Une femme Trans, déçue par une série de tweets de JK Rowlings, brûle ses exemplaires des romans de la série Harry Potter. Sur Youtube on trouve des autodafés des mêmes ouvrages, dix ans plus tôt… Par des fondamentalistes chrétiens que cela révoltait de voir les aventures d’un sorcier avoir du succès.
On voit que les cas sont très divers. En effet, sauf à prouver qu’il ait été victime de menaces, le fait qu’un éditeur n’ait plus envie de publier un de des auteurs est tout à fait son droit — autant qu’on ne peut pas empêcher un auteur de quitter son éditeur, comme l’a fait Philippe de Villiers en signe de solidarité avec Éric Zemmour. Par ailleurs quand un auteur à grands tirages quitte son éditeur historique, l’histoire qui se trouve derrière son départ est parfois plus compliquée qu’elle n’en a l’air et peut être aussi liée à des renégociations de pourcentages et à l’intervention de maisons d’édition concurrentes (mark my words). Les actualisations de textes, d’œuvres, le fait qu’à une époque on montre ci et occulte ça, me semble une question de tout temps, impossible à trancher : est-ce que demander à Lucky Luke de mâchonner un brin d’herbe plutôt que de fumer, comme ça s’est produit lorsque le personnage a vu ses aventures adaptées en dessin animé aux États-Unis (où l’on commençait à se poser des questions sur le tabac) relevait d’un insupportable sacrilège, ou était-ce une idée plutôt responsable ? Est-ce que transformer les Schtroumpfs noirs en Purple Smurfs, afin d’éviter une lecture raciste d’un ouvrage qui ne l’était pas mais le serait devenu dans le contexte étasunien a été une altération de l’œuvre, ou au contraire une adaptation intelligente ? Est-ce qu’on trahit une œuvre des années 1950 lorsque l’on transforme son message pacifiste en un message écologiste ? Chacun aura ses propres réponses selon le contexte et selon les cas. Je remarque qu’en France, notre sacralisation des notions d’auteur, d’artiste et d’œuvre nous rend respecteux mais peut nous amener à conserver dans le formol des récits et des personnages qui, autrement traités, eussent pu retrouver la vigueur et l’actualité qu’ils avaient à leur création. Inversement, les pratiques culturelles industrielles (Marvel, Disney, Warner,…), où les mêmes œuvres sont constamment réécrites (combien de genèses de Spiderman, des Avengers, etc. ?) et les auteurs occultés permettent de suivre l’air du temps, mais peuvent le faire au risque d’une perte de sens, voire d’une forme gravissime d’infidélité ou de contresens, comme cela s’est passé avec les remakes de Stepford Wives ou de Rollerball, films qui abaissent des œuvres politiques intelligentes à l’état divertissements réactionnaires médiocres10.

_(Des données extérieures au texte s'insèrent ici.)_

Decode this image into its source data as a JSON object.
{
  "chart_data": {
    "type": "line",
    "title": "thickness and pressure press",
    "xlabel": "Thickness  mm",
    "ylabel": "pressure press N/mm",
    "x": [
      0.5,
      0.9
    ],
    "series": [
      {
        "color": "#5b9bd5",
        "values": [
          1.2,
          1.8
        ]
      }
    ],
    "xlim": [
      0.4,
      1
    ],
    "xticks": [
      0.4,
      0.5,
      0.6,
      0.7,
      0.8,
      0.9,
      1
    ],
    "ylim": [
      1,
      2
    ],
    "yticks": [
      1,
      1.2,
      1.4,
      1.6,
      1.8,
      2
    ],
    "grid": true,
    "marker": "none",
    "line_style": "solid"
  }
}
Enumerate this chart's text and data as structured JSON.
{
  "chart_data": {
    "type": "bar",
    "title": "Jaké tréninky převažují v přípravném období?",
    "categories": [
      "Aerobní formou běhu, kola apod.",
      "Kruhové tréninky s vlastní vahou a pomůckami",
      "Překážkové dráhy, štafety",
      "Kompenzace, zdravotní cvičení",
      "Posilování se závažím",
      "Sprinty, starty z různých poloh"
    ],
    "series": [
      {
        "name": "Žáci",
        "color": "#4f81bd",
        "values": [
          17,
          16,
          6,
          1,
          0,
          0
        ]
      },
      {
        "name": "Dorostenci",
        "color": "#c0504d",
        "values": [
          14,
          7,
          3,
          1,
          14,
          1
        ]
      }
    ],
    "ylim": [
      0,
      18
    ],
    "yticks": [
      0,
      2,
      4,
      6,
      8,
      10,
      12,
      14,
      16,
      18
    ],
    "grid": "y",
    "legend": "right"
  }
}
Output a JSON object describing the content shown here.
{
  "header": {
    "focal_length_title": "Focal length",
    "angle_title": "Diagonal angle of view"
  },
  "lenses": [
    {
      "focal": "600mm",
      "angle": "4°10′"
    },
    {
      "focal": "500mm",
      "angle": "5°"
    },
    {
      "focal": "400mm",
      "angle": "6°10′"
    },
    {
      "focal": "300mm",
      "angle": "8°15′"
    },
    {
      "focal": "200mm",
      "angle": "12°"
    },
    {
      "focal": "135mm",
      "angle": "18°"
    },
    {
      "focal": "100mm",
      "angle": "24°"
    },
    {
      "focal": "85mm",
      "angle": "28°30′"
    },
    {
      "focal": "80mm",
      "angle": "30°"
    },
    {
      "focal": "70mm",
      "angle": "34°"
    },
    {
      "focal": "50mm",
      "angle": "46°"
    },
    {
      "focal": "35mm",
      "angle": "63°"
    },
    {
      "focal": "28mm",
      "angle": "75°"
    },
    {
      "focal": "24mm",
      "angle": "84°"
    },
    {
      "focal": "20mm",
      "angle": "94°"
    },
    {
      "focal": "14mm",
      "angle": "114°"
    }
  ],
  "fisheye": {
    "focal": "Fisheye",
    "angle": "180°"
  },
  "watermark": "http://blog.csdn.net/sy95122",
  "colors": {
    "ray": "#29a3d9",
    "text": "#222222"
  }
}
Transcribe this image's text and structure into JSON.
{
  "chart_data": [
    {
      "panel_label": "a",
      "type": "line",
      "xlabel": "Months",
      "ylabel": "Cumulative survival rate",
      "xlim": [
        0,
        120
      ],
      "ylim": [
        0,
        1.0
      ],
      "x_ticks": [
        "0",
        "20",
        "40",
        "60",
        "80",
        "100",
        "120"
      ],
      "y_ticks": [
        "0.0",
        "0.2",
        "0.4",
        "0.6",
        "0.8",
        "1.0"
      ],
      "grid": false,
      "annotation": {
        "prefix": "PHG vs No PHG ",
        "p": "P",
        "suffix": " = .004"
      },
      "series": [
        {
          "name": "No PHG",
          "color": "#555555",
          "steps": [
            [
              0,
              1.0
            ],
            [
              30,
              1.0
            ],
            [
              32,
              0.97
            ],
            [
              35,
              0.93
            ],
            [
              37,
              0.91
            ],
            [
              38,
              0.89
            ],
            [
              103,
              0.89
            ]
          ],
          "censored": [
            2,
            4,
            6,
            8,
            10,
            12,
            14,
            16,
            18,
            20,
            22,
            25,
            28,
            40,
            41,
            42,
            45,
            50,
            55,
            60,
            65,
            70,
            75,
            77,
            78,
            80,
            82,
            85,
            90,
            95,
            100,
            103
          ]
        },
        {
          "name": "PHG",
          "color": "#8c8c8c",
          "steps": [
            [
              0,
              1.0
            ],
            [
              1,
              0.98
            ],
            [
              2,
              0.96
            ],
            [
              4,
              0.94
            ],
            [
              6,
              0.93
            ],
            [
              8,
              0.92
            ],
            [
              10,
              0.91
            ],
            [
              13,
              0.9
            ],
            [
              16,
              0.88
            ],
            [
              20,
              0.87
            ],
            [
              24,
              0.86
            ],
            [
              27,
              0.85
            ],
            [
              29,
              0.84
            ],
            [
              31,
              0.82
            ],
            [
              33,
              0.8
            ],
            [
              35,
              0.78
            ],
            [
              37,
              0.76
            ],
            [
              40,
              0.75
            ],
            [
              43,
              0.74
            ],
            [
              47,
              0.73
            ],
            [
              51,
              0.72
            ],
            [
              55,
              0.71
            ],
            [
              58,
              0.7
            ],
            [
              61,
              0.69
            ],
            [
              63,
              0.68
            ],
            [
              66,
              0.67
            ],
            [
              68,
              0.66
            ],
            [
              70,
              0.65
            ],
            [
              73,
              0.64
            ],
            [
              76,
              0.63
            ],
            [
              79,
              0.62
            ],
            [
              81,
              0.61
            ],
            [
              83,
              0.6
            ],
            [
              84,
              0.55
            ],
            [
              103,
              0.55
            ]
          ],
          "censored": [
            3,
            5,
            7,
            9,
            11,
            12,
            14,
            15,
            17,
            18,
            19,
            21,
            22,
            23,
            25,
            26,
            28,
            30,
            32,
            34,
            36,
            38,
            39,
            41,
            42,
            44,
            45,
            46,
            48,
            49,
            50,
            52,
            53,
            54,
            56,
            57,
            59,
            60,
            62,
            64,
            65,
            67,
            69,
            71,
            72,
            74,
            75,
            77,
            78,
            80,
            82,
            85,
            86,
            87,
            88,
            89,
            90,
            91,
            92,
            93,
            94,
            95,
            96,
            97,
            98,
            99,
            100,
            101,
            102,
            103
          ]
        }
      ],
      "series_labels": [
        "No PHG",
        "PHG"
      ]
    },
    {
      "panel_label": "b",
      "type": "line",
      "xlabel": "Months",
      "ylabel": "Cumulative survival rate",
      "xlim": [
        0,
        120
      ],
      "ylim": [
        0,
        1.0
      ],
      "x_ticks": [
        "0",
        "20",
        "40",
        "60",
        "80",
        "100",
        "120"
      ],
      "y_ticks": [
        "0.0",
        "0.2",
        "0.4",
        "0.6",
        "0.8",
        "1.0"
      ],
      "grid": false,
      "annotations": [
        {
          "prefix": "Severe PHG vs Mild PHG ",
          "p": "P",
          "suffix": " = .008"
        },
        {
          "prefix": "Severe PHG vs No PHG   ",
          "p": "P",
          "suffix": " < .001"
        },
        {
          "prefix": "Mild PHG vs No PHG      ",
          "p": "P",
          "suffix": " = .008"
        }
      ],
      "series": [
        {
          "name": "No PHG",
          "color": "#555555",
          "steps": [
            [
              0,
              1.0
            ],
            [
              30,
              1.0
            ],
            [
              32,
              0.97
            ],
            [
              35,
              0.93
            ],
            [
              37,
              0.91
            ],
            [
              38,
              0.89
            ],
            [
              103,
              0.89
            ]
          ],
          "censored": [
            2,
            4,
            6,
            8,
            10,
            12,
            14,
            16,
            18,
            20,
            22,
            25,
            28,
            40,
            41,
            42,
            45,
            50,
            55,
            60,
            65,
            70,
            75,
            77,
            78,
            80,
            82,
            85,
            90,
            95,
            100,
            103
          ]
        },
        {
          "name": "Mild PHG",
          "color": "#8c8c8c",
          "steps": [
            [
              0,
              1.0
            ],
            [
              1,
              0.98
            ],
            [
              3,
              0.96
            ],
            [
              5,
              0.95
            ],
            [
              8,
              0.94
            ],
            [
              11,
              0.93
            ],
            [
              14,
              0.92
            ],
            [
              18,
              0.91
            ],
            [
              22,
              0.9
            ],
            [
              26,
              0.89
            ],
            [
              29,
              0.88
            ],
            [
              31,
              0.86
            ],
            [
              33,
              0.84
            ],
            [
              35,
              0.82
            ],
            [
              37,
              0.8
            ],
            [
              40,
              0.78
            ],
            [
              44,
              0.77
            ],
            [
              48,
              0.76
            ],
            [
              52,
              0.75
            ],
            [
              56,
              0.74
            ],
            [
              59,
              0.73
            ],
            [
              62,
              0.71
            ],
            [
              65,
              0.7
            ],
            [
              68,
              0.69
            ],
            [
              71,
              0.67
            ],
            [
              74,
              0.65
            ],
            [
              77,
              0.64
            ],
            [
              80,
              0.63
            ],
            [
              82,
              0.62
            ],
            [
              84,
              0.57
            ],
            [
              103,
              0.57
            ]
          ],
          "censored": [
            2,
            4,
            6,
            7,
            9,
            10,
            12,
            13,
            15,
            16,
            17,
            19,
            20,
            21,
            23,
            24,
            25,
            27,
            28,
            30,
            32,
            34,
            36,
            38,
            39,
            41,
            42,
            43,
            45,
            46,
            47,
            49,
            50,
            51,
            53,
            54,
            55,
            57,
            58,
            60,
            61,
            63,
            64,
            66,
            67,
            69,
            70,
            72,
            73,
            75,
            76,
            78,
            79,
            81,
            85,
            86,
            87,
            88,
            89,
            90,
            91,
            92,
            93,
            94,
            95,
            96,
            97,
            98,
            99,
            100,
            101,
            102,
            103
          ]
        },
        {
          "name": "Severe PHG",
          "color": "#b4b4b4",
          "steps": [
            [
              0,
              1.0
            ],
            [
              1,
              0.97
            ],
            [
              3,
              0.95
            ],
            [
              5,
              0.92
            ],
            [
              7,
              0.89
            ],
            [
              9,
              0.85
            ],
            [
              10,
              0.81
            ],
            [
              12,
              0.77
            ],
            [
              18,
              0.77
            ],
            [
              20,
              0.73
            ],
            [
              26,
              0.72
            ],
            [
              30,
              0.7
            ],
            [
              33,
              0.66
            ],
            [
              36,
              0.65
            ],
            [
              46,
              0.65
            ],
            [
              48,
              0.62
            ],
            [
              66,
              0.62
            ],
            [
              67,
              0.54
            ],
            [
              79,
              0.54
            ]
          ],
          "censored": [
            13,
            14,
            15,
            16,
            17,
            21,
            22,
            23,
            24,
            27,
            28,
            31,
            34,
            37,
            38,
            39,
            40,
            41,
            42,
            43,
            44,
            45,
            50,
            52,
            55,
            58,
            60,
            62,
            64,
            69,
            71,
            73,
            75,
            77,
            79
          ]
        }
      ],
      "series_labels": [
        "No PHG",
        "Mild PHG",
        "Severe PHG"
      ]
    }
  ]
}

Je le dis clairement : je ne soutiens ni les pressions, ni les menaces, ni les violences, ni la censure, et au fond je suis très attaché à la liberté d’expression, car j’ai confiance : c’est quand les idées, même clairement néfastes, sont exprimées qu’on peut les contredire, et c’est par le dialogue et l’information que les gens de bonne volonté peuvent être suffisamment armés pour décider quoi penser. Quant aux autres, à ceux qui ne veulent ni apprendre ni comprendre, il ne sert à rien de les y forcer : tenter de convaincre est noble, intimer au silence est ignoble. Bref, je crois en la vérité, non comme un objet que les uns maîtrisent et pas les autres, mais comme une quête passionnante pour tous. Pour cette raison, et même si ce n’est qu’une anticipation du pilon — destin de la plus grosse partie du tirage de tous les livres politiques —, je trouve vraiment pitoyable d’aller déchirer des livres de François Hollande. Je pense aussi que c’est une erreur de se réjouir de voir telle ou telle personne se faire virer de Twitter. Et je pense qu’empêcher quelqu’un de donner une conférence est à la fois une faute tactique (la personne devient martyre) et une victoire misérable, puisque la seule vraie victime, finalement, c’est le débat : chacun campera sur ses positions, sans tenter de comprendre ou de convaincre l’autre. Même si j’imagine que ce n’est pas le but conscient, ce genre d’attitude sert moins à faire progresser la vérité qu’à déterminer et figer des camps. Je ne vois rien de plus stupide et de plus misérable, car aucun esprit collectif n’a de valeur sans la liberté et l’autonomie intellectuelle des individus. Et en cas d’abus manifestes de la liberté d’expression, si certaines bornes sont dépassées, ma foi, il existe des lois et des juges pour le dire.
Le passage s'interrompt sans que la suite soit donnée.